4) Use chemicals and organic sprays only as a last resort. While there are chemical pest control measures you can take to get rid of the frogs in your yard, these options often torment or kill the frogs slowly and should be avoided unless no other option has proven effective. When possible, use repelling measures rather than lethal ones.
• Try snake repellent. Spraying snake repellent around the perimeter of your yard is often an effective repellent against frogs. In fact, snake repellent is usually about as effective at getting rid of frogs as it is at getting rid of snakes.
• Use herbicide. Studies suggest that certain weed killers chemically alter male frogs, stripping away their ability to reproduce. As a result, spraying these herbicides in areas where frogs gather can greatly reduce future frog populations.

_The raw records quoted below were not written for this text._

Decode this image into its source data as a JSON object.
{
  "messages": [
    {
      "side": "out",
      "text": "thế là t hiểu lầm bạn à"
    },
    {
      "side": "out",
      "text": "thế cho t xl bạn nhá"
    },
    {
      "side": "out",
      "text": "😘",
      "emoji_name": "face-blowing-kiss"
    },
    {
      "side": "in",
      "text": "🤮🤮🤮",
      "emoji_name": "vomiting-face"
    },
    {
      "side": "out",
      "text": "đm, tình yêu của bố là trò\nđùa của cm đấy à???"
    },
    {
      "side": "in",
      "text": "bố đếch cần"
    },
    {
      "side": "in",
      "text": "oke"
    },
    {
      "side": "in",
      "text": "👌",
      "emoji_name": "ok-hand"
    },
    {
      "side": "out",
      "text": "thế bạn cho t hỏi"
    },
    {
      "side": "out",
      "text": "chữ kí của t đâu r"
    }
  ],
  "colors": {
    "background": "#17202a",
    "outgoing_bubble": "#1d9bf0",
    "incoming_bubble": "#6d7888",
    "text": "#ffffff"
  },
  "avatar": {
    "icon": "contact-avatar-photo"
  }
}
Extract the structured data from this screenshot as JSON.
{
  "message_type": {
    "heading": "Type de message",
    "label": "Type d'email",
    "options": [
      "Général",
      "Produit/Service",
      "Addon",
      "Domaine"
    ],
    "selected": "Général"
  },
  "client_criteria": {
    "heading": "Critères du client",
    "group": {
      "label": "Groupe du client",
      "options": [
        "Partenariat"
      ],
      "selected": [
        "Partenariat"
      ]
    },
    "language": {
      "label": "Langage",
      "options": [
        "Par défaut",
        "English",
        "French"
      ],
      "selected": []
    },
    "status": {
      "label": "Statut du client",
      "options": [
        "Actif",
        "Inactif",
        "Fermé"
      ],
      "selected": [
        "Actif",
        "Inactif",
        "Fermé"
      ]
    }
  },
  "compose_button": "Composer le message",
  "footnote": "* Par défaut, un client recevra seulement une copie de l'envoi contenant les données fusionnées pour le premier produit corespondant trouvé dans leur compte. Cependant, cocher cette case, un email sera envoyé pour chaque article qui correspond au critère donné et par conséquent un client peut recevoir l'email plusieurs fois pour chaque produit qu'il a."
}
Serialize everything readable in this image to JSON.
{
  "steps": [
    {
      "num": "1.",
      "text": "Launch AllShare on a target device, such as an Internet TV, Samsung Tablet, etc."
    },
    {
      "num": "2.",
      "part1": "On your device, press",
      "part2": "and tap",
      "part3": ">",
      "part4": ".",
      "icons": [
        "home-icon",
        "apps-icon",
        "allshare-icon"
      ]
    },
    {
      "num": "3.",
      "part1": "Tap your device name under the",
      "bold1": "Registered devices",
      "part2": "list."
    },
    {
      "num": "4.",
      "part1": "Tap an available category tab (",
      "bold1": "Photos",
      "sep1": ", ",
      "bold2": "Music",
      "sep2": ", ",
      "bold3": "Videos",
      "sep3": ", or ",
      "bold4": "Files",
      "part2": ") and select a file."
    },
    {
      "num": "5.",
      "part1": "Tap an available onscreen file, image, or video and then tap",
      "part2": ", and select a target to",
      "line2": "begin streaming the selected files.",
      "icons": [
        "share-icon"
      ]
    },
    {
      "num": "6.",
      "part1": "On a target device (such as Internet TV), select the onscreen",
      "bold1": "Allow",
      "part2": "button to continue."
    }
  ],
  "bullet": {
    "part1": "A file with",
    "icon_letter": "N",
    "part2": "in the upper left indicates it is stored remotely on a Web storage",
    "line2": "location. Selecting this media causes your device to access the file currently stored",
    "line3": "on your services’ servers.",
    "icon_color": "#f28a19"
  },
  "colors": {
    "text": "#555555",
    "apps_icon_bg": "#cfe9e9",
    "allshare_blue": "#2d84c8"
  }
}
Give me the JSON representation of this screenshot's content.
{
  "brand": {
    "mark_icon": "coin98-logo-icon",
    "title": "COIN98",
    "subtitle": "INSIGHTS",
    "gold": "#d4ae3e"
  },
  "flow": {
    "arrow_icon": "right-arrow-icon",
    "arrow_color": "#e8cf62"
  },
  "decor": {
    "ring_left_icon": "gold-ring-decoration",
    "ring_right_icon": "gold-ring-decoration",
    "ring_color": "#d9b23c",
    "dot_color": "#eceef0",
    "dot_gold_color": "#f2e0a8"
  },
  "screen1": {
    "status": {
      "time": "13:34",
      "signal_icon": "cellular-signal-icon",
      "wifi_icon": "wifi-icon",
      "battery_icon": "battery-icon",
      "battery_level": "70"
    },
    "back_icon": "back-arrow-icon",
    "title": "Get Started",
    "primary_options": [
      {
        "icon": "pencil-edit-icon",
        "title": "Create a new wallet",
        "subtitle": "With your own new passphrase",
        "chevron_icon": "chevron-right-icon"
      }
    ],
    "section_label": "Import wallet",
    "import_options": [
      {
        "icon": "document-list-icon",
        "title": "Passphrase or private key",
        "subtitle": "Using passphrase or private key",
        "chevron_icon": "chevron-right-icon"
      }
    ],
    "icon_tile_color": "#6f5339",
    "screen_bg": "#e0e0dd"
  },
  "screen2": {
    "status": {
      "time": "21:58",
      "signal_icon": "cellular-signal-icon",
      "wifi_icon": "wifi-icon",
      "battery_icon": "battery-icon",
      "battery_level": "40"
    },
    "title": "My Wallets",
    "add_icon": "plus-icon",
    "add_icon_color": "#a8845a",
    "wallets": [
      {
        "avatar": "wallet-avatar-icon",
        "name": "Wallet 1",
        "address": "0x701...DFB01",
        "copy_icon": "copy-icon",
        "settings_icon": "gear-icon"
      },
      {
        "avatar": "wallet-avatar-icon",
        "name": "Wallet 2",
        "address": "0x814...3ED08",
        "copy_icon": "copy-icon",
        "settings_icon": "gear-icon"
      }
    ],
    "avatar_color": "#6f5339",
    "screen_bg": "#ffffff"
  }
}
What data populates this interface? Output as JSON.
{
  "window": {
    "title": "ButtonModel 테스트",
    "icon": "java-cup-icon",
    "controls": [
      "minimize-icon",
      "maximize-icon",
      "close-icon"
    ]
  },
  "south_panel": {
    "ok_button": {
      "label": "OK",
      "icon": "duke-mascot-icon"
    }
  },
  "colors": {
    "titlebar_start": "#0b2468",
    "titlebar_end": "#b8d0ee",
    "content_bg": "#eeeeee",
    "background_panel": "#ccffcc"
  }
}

• Spray the frogs with citric acid. Mix 1.3 lb (600 g) dry citric acid with 1 gallon (4 liters) of water in a large spray bottle. Spray the solution directly on the frogs. It should kill them almost immediately.
• Spread salt. If you do not have any plants near your pond, spread a little salt around the perimeter. Salt will burn the toes of the frogs, deterring them from the area. Note that salt will destroy plants, however.
• Spritz the frogs with caffeine. Concentrated caffeine will kill frogs by causing them to have heart attacks, but you can spread coffee grounds around the areas where frogs gather to deter them without killing them off. It will cause the frogs discomfort, but will not likely kill them.
5) Hire an exterminator. If you are uncertain about how to remove the frogs or are unsuccessful in your efforts, hire a professional.